Hanya saja, pada pertengahan Januari lalu, duka saya kehilangan seorang kawan melebur dengan duka saya kehilangan bagian diri yang serupa dengannya.
Hari ini, duka saya kehilangan seorang anak adalah sepenuhnya duka kehilangan akan sosoknya yang enerjik dan ceria. Tidak lagi ada nelangsa pribadi yang mencemari.
Dua kehilangan yang selintas tampak serupa ini ternyata adalah dua hal yang berbeda. Proses apa yang terjadi selama 5 bulan sehingga nelangsa pribadi tanpa saya sadari ternyata telah hilang?
Ada dua momentum. Pertama, saat Idul Fitri. Biasanya, saya menata hati untuk menerima keadaan diri yang nelangsa dan memaafkan orang lain yang saya anggap sebagai penyebab derita. Namun pada Idul Fitri tahun ini, melalui lomba puisi dari Komunitas Puisiana, saya termotivasi untuk menumpahkan semua isi hati secara apa adanya. Luar biasa lega! Jujur mengakui bahwa saya tidak dapat memaafkan seseorang, ternyata malah melahirkan maaf tulus kepadanya.
Kedua, satu bulan menjelang ulang tahun ke-45. Untuk menghadiahi diri sendiri, saya mulai bergiat menulis di Kompasiana. Ternyata, saya sangat menikmatinya! Pikiran lalu lalang yang semula saya palang, kini dapat saya nyatakan secara tertata. Asyik berpikir tak lagi saya pantang, melainkan dapat terberdayakan.
Dua momentum penolakan yang beralih menjadi penerimaan. Bukan penolakan yang ditolak dan dipaksakan langsung berubah menjadi penerimaan.
Hmmm… ini berarti proses sepanjang 5 bulan terakhir diawali oleh sadar akan kehilangan pada pertengahan bulan Januari 2023, lalu diikuti oleh momentum pengakuan diri akan penolakan yang beralih menjadi penerimaan (sampai dua kali), dan kini sadar bahwa kehilangan diri / nelangsa telah sirna.
Saya jadi teringat dengan 5 tahapan duka menurut Kubler-Ross (1969, dalam Alitani, 2020):
- menyangkal,
- marah,
- tawar menawar,
- depresi, dan
- penerimaan.
Kelima tahapan ini dapat bersifat runtut, maupun naik turun bolak balik.
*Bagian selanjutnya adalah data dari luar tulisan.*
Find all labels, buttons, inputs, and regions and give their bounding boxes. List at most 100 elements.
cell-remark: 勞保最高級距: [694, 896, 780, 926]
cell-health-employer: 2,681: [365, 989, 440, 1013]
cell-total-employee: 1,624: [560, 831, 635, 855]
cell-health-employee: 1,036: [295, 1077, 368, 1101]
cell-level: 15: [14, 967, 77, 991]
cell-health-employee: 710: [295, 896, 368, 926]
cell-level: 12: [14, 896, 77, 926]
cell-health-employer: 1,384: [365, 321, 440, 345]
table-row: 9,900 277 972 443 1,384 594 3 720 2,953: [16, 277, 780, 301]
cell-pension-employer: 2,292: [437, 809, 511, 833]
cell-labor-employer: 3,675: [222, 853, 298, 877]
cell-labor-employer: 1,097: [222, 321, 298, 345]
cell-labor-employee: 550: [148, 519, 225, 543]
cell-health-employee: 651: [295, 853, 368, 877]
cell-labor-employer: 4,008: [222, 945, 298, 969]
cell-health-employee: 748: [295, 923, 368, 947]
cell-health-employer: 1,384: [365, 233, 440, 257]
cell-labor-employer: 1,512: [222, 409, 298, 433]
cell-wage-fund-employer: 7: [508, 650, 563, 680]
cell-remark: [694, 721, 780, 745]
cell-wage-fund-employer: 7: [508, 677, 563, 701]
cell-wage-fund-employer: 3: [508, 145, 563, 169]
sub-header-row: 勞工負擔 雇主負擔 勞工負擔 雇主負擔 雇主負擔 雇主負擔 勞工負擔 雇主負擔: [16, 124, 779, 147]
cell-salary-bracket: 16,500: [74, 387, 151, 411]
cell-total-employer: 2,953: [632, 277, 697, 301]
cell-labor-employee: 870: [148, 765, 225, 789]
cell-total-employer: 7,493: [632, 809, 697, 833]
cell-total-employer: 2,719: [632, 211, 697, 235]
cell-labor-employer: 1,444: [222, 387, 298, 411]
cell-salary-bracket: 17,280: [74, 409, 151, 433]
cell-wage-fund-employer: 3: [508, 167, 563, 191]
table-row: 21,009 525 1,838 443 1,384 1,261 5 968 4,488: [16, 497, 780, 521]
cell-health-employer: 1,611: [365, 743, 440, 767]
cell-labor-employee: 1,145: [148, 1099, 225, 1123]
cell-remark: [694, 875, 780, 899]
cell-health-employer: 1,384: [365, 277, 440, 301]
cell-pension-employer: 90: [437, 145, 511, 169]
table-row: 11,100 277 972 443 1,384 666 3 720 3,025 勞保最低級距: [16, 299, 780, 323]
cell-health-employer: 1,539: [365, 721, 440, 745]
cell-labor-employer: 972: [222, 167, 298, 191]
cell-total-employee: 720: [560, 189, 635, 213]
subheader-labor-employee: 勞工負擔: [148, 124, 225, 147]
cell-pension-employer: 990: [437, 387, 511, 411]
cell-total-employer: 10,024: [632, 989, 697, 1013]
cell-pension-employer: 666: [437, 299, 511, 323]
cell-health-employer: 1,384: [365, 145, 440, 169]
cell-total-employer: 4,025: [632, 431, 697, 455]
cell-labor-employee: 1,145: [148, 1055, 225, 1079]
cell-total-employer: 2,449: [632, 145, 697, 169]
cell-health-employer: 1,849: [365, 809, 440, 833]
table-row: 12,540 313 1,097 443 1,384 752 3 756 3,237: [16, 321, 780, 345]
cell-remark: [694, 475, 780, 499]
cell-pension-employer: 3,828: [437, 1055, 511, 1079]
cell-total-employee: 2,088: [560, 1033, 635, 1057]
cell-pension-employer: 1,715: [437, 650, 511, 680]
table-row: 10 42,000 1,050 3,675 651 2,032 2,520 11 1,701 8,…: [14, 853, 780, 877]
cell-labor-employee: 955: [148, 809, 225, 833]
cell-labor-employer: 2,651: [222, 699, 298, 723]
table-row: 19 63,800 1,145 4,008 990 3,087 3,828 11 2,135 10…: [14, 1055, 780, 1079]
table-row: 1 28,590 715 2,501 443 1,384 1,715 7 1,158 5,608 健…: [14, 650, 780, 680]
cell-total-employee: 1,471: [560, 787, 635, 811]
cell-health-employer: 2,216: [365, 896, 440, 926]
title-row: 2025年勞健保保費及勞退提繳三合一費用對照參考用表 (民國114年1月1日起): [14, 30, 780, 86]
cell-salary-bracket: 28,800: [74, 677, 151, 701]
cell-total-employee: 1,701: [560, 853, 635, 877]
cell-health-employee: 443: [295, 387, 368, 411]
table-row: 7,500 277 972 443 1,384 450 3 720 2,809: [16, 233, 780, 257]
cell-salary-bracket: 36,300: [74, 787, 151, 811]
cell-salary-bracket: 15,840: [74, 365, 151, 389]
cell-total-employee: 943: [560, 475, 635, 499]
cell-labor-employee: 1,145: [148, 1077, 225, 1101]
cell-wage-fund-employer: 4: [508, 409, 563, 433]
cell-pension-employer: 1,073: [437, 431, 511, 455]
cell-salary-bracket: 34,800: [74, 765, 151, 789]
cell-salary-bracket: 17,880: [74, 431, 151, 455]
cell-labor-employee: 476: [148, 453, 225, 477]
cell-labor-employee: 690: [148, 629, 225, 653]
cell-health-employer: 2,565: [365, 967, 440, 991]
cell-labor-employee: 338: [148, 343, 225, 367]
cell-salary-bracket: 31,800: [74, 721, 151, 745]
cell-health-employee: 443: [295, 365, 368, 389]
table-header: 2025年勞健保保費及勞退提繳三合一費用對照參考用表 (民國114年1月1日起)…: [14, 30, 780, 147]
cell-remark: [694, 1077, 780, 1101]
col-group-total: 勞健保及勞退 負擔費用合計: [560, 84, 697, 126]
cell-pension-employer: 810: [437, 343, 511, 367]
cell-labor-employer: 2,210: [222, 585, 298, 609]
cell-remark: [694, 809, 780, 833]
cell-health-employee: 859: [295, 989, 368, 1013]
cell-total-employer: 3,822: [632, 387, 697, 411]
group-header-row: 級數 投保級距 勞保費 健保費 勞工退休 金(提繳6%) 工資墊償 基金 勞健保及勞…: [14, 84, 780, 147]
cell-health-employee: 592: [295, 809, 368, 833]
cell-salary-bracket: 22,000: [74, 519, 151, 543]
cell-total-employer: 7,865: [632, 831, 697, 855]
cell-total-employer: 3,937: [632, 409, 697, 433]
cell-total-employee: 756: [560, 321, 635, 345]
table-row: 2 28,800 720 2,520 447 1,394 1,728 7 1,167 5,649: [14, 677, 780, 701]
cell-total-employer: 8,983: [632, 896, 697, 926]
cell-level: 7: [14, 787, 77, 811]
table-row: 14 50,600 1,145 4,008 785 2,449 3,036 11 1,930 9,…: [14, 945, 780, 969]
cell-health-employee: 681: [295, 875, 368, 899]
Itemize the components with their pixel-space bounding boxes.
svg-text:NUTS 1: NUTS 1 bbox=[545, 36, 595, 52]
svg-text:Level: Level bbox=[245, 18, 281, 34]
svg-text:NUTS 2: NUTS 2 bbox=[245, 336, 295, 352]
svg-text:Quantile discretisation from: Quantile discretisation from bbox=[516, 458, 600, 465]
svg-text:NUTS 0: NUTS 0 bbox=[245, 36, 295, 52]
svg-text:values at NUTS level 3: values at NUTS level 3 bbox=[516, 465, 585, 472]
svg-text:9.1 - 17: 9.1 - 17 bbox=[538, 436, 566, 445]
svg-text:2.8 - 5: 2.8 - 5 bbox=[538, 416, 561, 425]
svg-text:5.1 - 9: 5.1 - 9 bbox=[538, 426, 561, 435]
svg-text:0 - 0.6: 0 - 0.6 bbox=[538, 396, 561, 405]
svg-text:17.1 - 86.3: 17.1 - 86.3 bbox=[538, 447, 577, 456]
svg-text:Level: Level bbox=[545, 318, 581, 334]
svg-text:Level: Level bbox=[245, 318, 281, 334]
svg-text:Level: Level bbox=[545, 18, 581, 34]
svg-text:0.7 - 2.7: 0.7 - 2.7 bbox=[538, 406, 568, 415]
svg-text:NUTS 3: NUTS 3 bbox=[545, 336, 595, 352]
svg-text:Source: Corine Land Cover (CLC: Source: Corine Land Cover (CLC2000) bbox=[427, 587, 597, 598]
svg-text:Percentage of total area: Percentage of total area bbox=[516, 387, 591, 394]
Pada waktu saya sadar akan kehilangan pada pertengahan Januari, rupanya tanpa sadar saya sedang berada pada tahap depresi.Â
Momen Idul Fitri menguak penyangkalan yang saya lakukan selama ini (Saya sudah memaafkan, kok, setidaknya sudah jauh lebih memaafkan, kok, padahal sesungguhnya, saya sedang menyangkal diri bahwa saya belum memaafkannya).